The headcount in Ms Takahashi's division was cut from 14 to six, but projects kept coming in.

She was working 105 hours of overtime a month before her death. Dentsu and one of its executives may now face criminal action.

Its president Tadashi Ishii stepped down last month, and the firm now imposes a mandatory 10pm lights-out policy.

​Read also: Long hours common for some professions in Singapore

"No job could be more important than life," Ms Takahashi's mother Yukimi said. "I strongly hope for the central government to instruct businesses as soon as possible."

Prime Minister Shinzo Abe convened a "work-style reform" panel last August and Japan said it will name and shame firms that force more than 80 hours of overtime a month on workers.

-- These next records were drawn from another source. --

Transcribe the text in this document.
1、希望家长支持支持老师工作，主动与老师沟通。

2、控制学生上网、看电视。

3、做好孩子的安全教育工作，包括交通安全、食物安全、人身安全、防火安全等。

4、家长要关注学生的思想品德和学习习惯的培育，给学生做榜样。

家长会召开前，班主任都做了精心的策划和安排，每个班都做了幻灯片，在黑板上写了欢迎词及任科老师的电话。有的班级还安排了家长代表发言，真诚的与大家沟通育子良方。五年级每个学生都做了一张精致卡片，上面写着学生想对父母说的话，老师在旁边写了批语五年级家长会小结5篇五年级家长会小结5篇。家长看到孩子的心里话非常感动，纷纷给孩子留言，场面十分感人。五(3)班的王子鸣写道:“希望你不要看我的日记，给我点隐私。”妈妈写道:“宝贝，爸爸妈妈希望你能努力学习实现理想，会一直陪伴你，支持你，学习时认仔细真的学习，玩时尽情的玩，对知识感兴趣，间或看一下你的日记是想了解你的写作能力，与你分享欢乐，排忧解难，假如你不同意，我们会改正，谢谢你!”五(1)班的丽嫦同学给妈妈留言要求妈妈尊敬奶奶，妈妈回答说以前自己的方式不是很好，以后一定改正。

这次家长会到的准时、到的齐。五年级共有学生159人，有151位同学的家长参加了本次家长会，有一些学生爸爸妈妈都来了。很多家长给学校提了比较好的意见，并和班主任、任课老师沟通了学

Next month, Japan will launch a campaign urging firms to let workers knock off early on the last Friday of each month.

There is also a fledgling movement in Japan Inc, with some firms pledging to cap working hours and advocate progressive measures.

The efforts of tech firm Works Applications, for instance, have led to it being named the best workplace in Asia by US-based consultancy The Great Place To Work Institute.

A Works spokesman said it offers its 5,600 employees flexi-time and access to in-house childcare facilities, among other measures.

Its enterprise resource planning software, adopted by 1,200 companies in Japan, aims to raise efficiency and reduce man-hours by using artificial intelligence and big data.

Companies such as Sumitomo Mitsui Banking Corp, Honda Motors and food maker Ajinomoto have also begun telecommuting measures. Yahoo Japan, too, has said it wants to roll out a four-day work week by 2020.

And yet, an online rant by an accounting don shows it will take more than reforms to reverse an entrenched mindset.

In response to the White Paper, Professor Hideo Hasegawa of Musashino University said it was "deplorable" for anyone to commit suicide over overwork.

He apologised after being criticised, but not without adding: "I based my judgment purely on my past experience that unless I put up with hard and long working hours, my company would face a crisis."